Fanali Gabriella, De Sanctis Giampiero, Gioia Magda, Coletta Massimo, Ascenzi Paolo, Fasano Mauro
Dipartimento di Biologia Strutturale e Funzionale, and Centro di Neuroscienze, Università dell'Insubria, Via Alberto da Giussano 12, 21052, Busto Arsizio (VA), Italy.
J Biol Inorg Chem. 2009 Feb;14(2):209-17. doi: 10.1007/s00775-008-0439-7. Epub 2008 Oct 21.
Human serum albumin (HSA) participates in heme scavenging, the bound heme turning out to be a reactivity center and a powerful spectroscopic probe. Here, the reversible unfolding of heme-HSA has been investigated by (1)H-NMR relaxometry, circular dichroism, and absorption spectroscopy. In the presence of 6 equiv of myristate (thus fully saturating all available fatty acid binding sites in serum heme-albumin), 1.0 M guanidinium chloride induces some unfolding of heme-HSA, leading to the formation of a folding intermediate; this species is characterized by increased relaxivity and enhanced dichroism signal in the Soret region, suggesting a more compact heme pocket conformation. Heme binds to the folding intermediate with K (d) = (1.2 +/- 0.1) x 10(-6) M. In the absence of myristate, the conformation of the folding intermediate state is destabilized and heme binding is weakened [K (d) = (3.4 +/- 0.1) x 10(-5) M]. Further addition of guanidinium chloride (up to 5 M) brings about the usual denaturation process. In conclusion, myristate protects HSA from unfolding, stabilizing a folding intermediate state in equilibrium with the native and the fully unfolded protein, envisaging a two-step unfolding pathway for heme-HSA in the presence of myristate.

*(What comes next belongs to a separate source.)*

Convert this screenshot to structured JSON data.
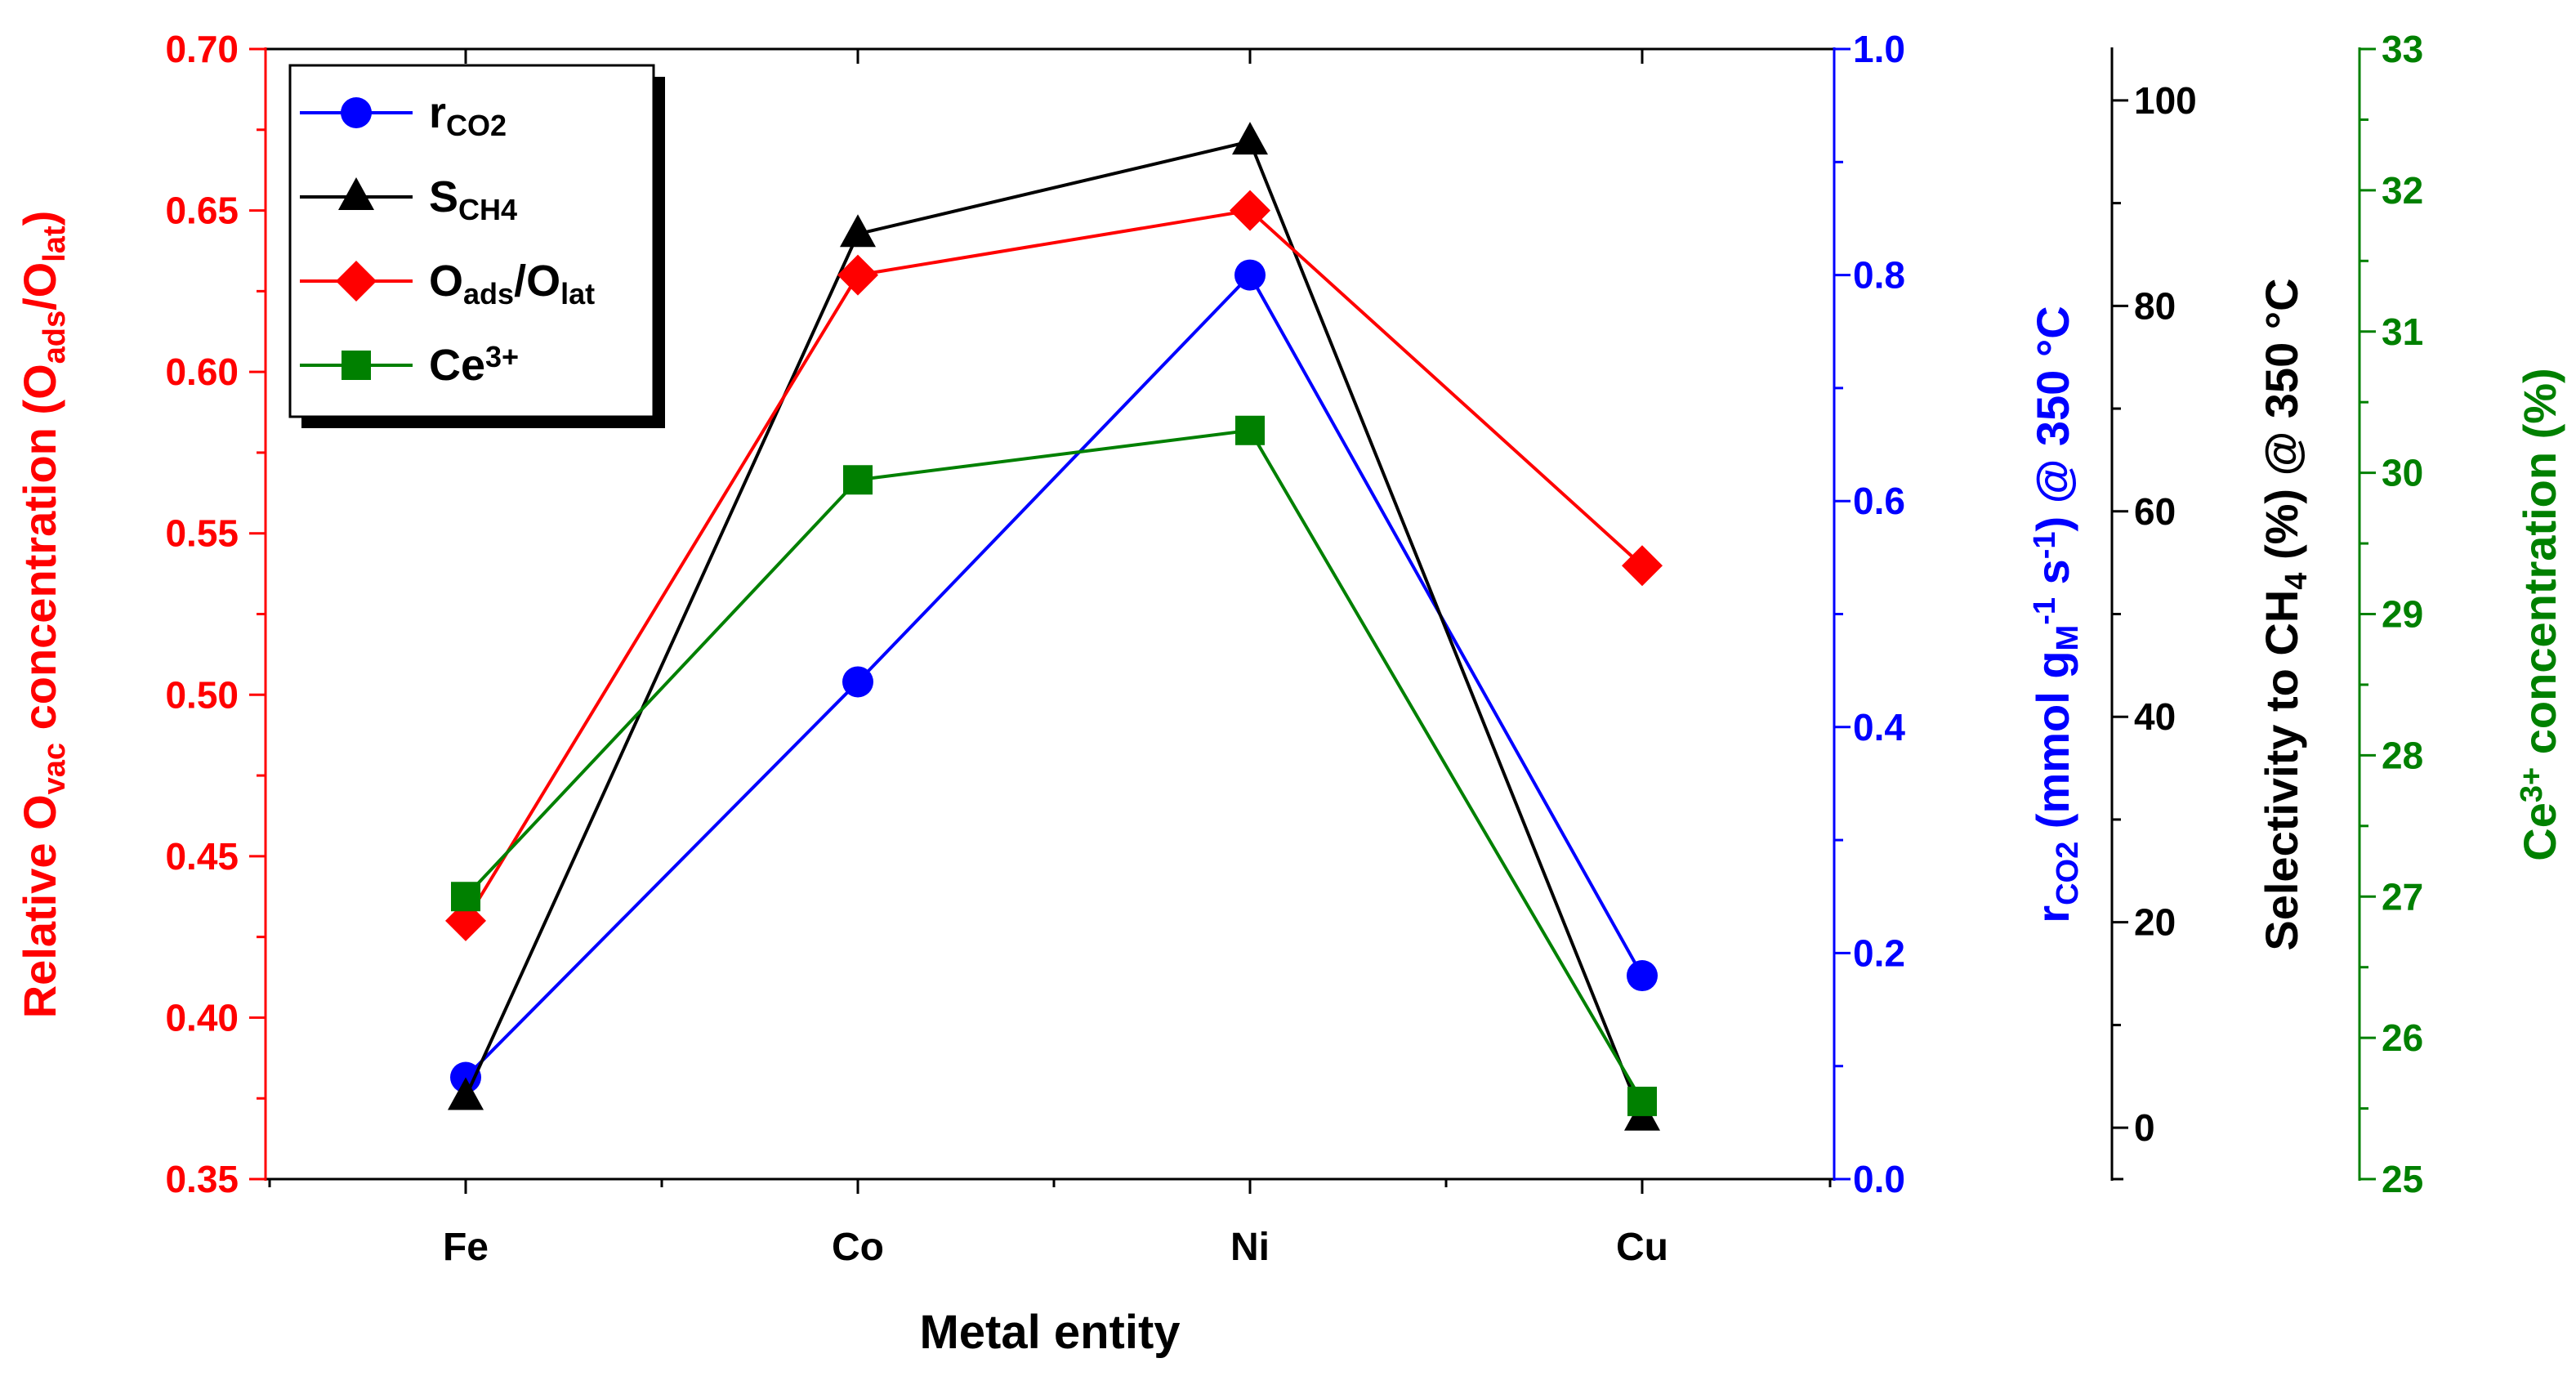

人血清白蛋白(HSA)参与血红素清除,所结合的血红素成为反应中心和强大的光谱探针。在此,通过(1)H-NMR弛豫测量法、圆二色性和吸收光谱法研究了血红素-HSA的可逆去折叠。在存在6当量肉豆蔻酸盐的情况下(从而使血清血红素白蛋白中所有可用的脂肪酸结合位点完全饱和),1.0 M的氯化胍诱导血红素-HSA发生一些去折叠,导致形成一种折叠中间体;该物种的特征在于弛豫率增加以及在索雷特区域的二色性信号增强,这表明血红素口袋构象更紧凑。血红素以K(d)=(1.2±0.1)×10^(-6)M的解离常数与折叠中间体结合。在不存在肉豆蔻酸盐的情况下,折叠中间态的构象不稳定且血红素结合减弱[K(d)=(3.4±0.1)×10^(-5)M]。进一步添加氯化胍(高达5 M)会引发通常的变性过程。总之,肉豆蔻酸盐可保护HSA不发生去折叠,稳定一种与天然蛋白和完全去折叠蛋白处于平衡状态的折叠中间态,设想在肉豆蔻酸盐存在下血红素-HSA存在两步去折叠途径。